Six Ways to Work Through What’s Bothering You

Rosalyn Morris
5 min readOct 10, 2018

To live is to be bothered. Seriously, there is always going to be something taxing on your mental, physical, or emotional well-being. From something as small as an annoying coworker to something as stressful as a sick loved one, life is going to throw you curve-balls. Stress, or rather its byproducts, is a killer. According to the American Institute of Stress, stress increases the risk of heart disease by 40%, the risk of heart attack by 25%, and the risk of stroke by 50%. Stress is also the basic cause of 60% of all human illness and disease, and 3 out of 4 doctor’s visits are for stress-related ailments. Those are troubling statistics. In order to live a less stressful life, you must be able to work through what’s bothering you. Here are six ways.

“orange flowers” by Masaaki Komori on Unsplash
  1. Address what’s bothering you. This is the most obvious and the first step in working through what’s bothering you. Pinpoint the problem. If you can, that’s a great thing, because sometimes it’s difficult to even know what’s bothering us. Can you change it? Good. Make a long-term or short-term goal to do just that. There’s no point in dealing with what you don’t have to. Don’t like your work environment? Start the application process to go somewhere else. Simple? Maybe not. The best choice? Probably. Trust me, as someone who’s worked in stressful work environments, it’s best to get out. Period. Are you in a toxic romantic relationship, or even a friendship? End it. Will it be easy? No. Should you do it? Yes. Find whatever help you need to end the partnership, and determine how you arrived there in the first place, so you can make sure you never find yourself in the same situation again.
  2. Focus. This is important when you’re dealing with something you can’t change — particularly something of a more trivial nature. The focus I’m speaking of is on your personal goals, and what’s important to you. This gives you the opportunity to focus and work on what you can control. It’s difficult to focus on your annoying coworker when you’re left with little time, or mental energy, at the end of the day to squander on trivialities because you’re too busy bettering yourself and your life. For more serious issues you can’t change, such as an unexpected illness, instead of endlessly worrying or falling into a depression, focus on what you can control. This includes how well you take care of yourself by focusing on your mental, physical, and emotional health.
  3. Practice mindfulness. Believe me, mindfulness works. At the core, mindfulness is controlling your thoughts and emotions. Who can’t benefit from that? According to Psychology Today, mindfulness is a state of active, open attention on the present. When you’re mindful, you carefully observe your thoughts and feelings without judging them good or bad. This translates to identifying what’s bothering you in the moment, so you can address it in the moment.
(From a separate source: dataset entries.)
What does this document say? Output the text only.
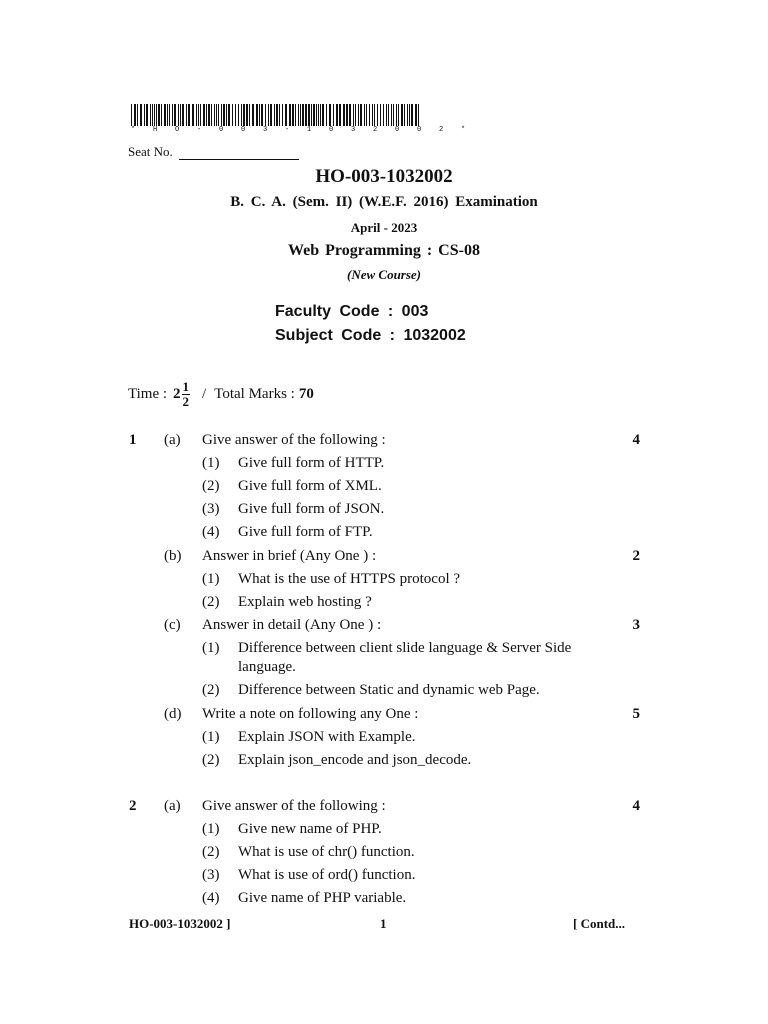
* H O - 0 0 3 - 1 0 3 2 0 0 2 *
Seat No.
HO-003-1032002
B. C. A. (Sem. II) (W.E.F. 2016) Examination
April - 2023
Web Programming : CS-08
(New Course)
Faculty Code : 003
Subject Code : 1032002
Time : $2 \frac{1}{2}$ / Total Marks : 70
1 (a) Give answer of the following :	4
(1) Give full form of HTTP.
(2) Give full form of XML.
(3) Give full form of JSON.
(4) Give full form of FTP.
(b) Answer in brief (Any One ) :	2
(1) What is the use of HTTPS protocol ?
(2) Explain web hosting ?
(c) Answer in detail (Any One ) :	3
(1) Difference between client slide language & Server Side
language.
(2) Difference between Static and dynamic web Page.
(d) Write a note on following any One :	5
(1) Explain JSON with Example.
(2) Explain json_encode and json_decode.
2 (a) Give answer of the following :	4
(1) Give new name of PHP.
(2) What is use of chr() function.
(3) What is use of ord() function.
(4) Give name of PHP variable.
HO-003-1032002 ]	1	[ Contd...
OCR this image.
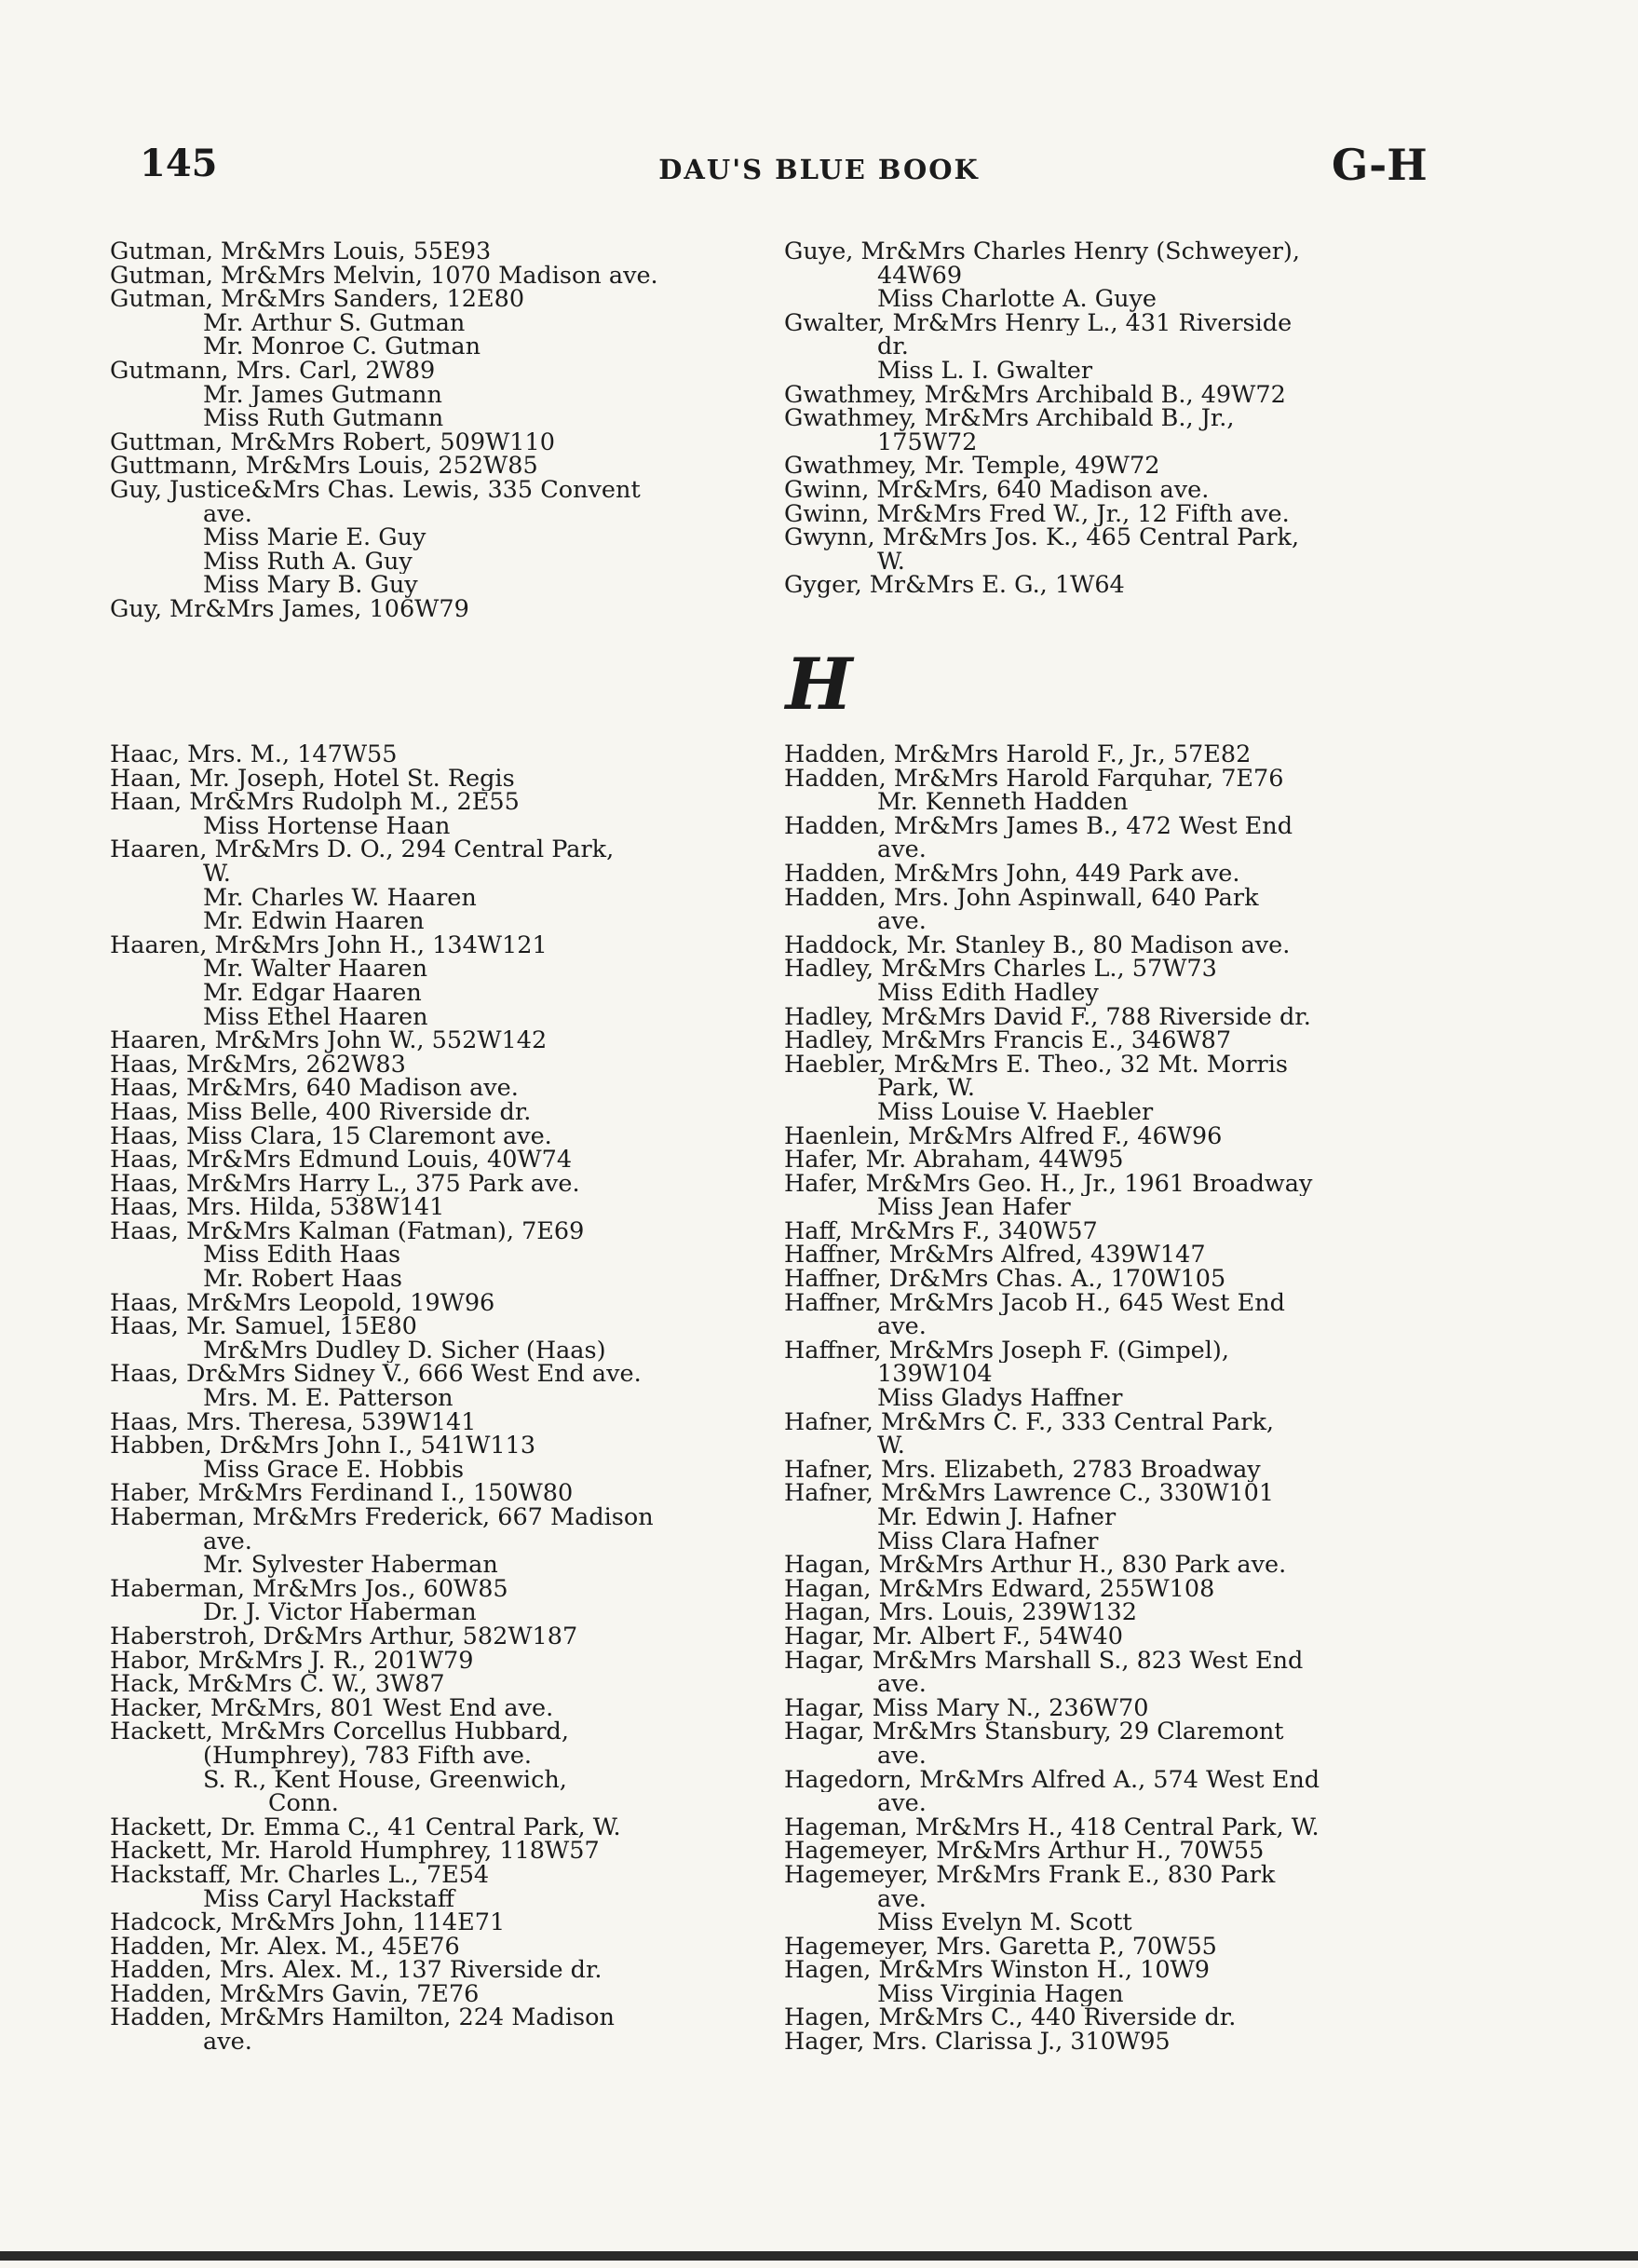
145	DAU'S BLUE BOOK	G-H
Gutman, Mr&Mrs Louis, 55E93
Gutman, Mr&Mrs Melvin, 1070 Madison ave.
Gutman, Mr&Mrs Sanders, 12E80
Mr. Arthur S. Gutman
Mr. Monroe C. Gutman
Gutmann, Mrs. Carl, 2W89
Mr. James Gutmann
Miss Ruth Gutmann
Guttman, Mr&Mrs Robert, 509W110
Guttmann, Mr&Mrs Louis, 252W85
Guy, Justice&Mrs Chas. Lewis, 335 Convent
ave.
Miss Marie E. Guy
Miss Ruth A. Guy
Miss Mary B. Guy
Guy, Mr&Mrs James, 106W79
Guye, Mr&Mrs Charles Henry (Schweyer),
44W69
Miss Charlotte A. Guye
Gwalter, Mr&Mrs Henry L., 431 Riverside
dr.
Miss L. I. Gwalter
Gwathmey, Mr&Mrs Archibald B., 49W72
Gwathmey, Mr&Mrs Archibald B., Jr.,
175W72
Gwathmey, Mr. Temple, 49W72
Gwinn, Mr&Mrs, 640 Madison ave.
Gwinn, Mr&Mrs Fred W., Jr., 12 Fifth ave.
Gwynn, Mr&Mrs Jos. K., 465 Central Park,
W.
Gyger, Mr&Mrs E. G., 1W64
H
Haac, Mrs. M., 147W55
Haan, Mr. Joseph, Hotel St. Regis
Haan, Mr&Mrs Rudolph M., 2E55
Miss Hortense Haan
Haaren, Mr&Mrs D. O., 294 Central Park,
W.
Mr. Charles W. Haaren
Mr. Edwin Haaren
Haaren, Mr&Mrs John H., 134W121
Mr. Walter Haaren
Mr. Edgar Haaren
Miss Ethel Haaren
Haaren, Mr&Mrs John W., 552W142
Haas, Mr&Mrs, 262W83
Haas, Mr&Mrs, 640 Madison ave.
Haas, Miss Belle, 400 Riverside dr.
Haas, Miss Clara, 15 Claremont ave.
Haas, Mr&Mrs Edmund Louis, 40W74
Haas, Mr&Mrs Harry L., 375 Park ave.
Haas, Mrs. Hilda, 538W141
Haas, Mr&Mrs Kalman (Fatman), 7E69
Miss Edith Haas
Mr. Robert Haas
Haas, Mr&Mrs Leopold, 19W96
Haas, Mr. Samuel, 15E80
Mr&Mrs Dudley D. Sicher (Haas)
Haas, Dr&Mrs Sidney V., 666 West End ave.
Mrs. M. E. Patterson
Haas, Mrs. Theresa, 539W141
Habben, Dr&Mrs John I., 541W113
Miss Grace E. Hobbis
Haber, Mr&Mrs Ferdinand I., 150W80
Haberman, Mr&Mrs Frederick, 667 Madison
ave.
Mr. Sylvester Haberman
Haberman, Mr&Mrs Jos., 60W85
Dr. J. Victor Haberman
Haberstroh, Dr&Mrs Arthur, 582W187
Habor, Mr&Mrs J. R., 201W79
Hack, Mr&Mrs C. W., 3W87
Hacker, Mr&Mrs, 801 West End ave.
Hackett, Mr&Mrs Corcellus Hubbard,
(Humphrey), 783 Fifth ave.
S. R., Kent House, Greenwich,
Conn.
Hackett, Dr. Emma C., 41 Central Park, W.
Hackett, Mr. Harold Humphrey, 118W57
Hackstaff, Mr. Charles L., 7E54
Miss Caryl Hackstaff
Hadcock, Mr&Mrs John, 114E71
Hadden, Mr. Alex. M., 45E76
Hadden, Mrs. Alex. M., 137 Riverside dr.
Hadden, Mr&Mrs Gavin, 7E76
Hadden, Mr&Mrs Hamilton, 224 Madison
ave.
Hadden, Mr&Mrs Harold F., Jr., 57E82
Hadden, Mr&Mrs Harold Farquhar, 7E76
Mr. Kenneth Hadden
Hadden, Mr&Mrs James B., 472 West End
ave.
Hadden, Mr&Mrs John, 449 Park ave.
Hadden, Mrs. John Aspinwall, 640 Park
ave.
Haddock, Mr. Stanley B., 80 Madison ave.
Hadley, Mr&Mrs Charles L., 57W73
Miss Edith Hadley
Hadley, Mr&Mrs David F., 788 Riverside dr.
Hadley, Mr&Mrs Francis E., 346W87
Haebler, Mr&Mrs E. Theo., 32 Mt. Morris
Park, W.
Miss Louise V. Haebler
Haenlein, Mr&Mrs Alfred F., 46W96
Hafer, Mr. Abraham, 44W95
Hafer, Mr&Mrs Geo. H., Jr., 1961 Broadway
Miss Jean Hafer
Haff, Mr&Mrs F., 340W57
Haffner, Mr&Mrs Alfred, 439W147
Haffner, Dr&Mrs Chas. A., 170W105
Haffner, Mr&Mrs Jacob H., 645 West End
ave.
Haffner, Mr&Mrs Joseph F. (Gimpel),
139W104
Miss Gladys Haffner
Hafner, Mr&Mrs C. F., 333 Central Park,
W.
Hafner, Mrs. Elizabeth, 2783 Broadway
Hafner, Mr&Mrs Lawrence C., 330W101
Mr. Edwin J. Hafner
Miss Clara Hafner
Hagan, Mr&Mrs Arthur H., 830 Park ave.
Hagan, Mr&Mrs Edward, 255W108
Hagan, Mrs. Louis, 239W132
Hagar, Mr. Albert F., 54W40
Hagar, Mr&Mrs Marshall S., 823 West End
ave.
Hagar, Miss Mary N., 236W70
Hagar, Mr&Mrs Stansbury, 29 Claremont
ave.
Hagedorn, Mr&Mrs Alfred A., 574 West End
ave.
Hageman, Mr&Mrs H., 418 Central Park, W.
Hagemeyer, Mr&Mrs Arthur H., 70W55
Hagemeyer, Mr&Mrs Frank E., 830 Park
ave.
Miss Evelyn M. Scott
Hagemeyer, Mrs. Garetta P., 70W55
Hagen, Mr&Mrs Winston H., 10W9
Miss Virginia Hagen
Hagen, Mr&Mrs C., 440 Riverside dr.
Hager, Mrs. Clarissa J., 310W95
Before you react or think negatively, rein yourself — your thoughts and emotions — in. Let’s say you receive an email that you didn’t get the job you interviewed for. It’s easy to think of all the things you believe you did wrong — such as wearing navy blue instead of black, smiling too much or too little, not researching the company enough, appearing too interested or not interested enough, or worse, believing there’s something about you that keeps you from getting hired. Instead of entertaining these self-defeating thoughts and negative emotions, shift your focus to the positive. Ensure yourself that you did your best, but if there’s room for improvement, think about what you could do better next time. Make a list. You’re human, so if you still feel a little blue, write down five kind things about yourself. Do something for yourself like exercising or watching your favorite comedy.
“mindfulness printed paper near window” by Lesly Juarez on Unsplash

4. Set Boundaries. This applies to dealing with people who are bothering you. There’s going to be different ways to do this depending on the person and the severity of the problem. In all cases, be honest, be straightforward, and be respectful. You don’t want to cause ill-feelings or escalate the situation. For instance, do you dislike your spouse’s tone of voice when speaking to you, or their spending habits? Address it, instead of letting the problem fester for years, or even decades. When addressing your spouse, state your feelings, concerns, and most importantly, your personal and/or financial boundaries. Then, work on a solution. Let’s say its a coworker. Is the coworker taking responsibility for your work, slacking off and leaving their work for you, or are they problematic in the way they speak to or treat you. Confront the coworker without being confrontational. You could first ask a supervisor to intervene or be a mediator. Pull your coworker to the side and address your concerns with them face to face. Be firm, be heard, and set your boundaries.

5. Practice gratitude. Gratitude is always a step in the right direction. If you’re dealing with regular day-to-day stress or a situation that’s out of your control, being grateful will always take your mind off your problems for the moment. As a lifestyle, practicing gratitude will change your outlook on life, improving your mental and emotional health in the process. Be thankful for what you have — including your family, health, job,gifts and talents, or whatever you can think of to be grateful for.

6. Try therapy. Is everything bothering you? This might be a symptom of a larger underlying problem — like stress or anxiety. Sure, life is stressful, but every small thing shouldn’t set you off. Perhaps you’re dealing with stress or depression, and finding a professional could help you handle life’s challenges more effectively. Are you dealing with a major life change? Perhaps therapy could help you adjust and cope with the difficult situation.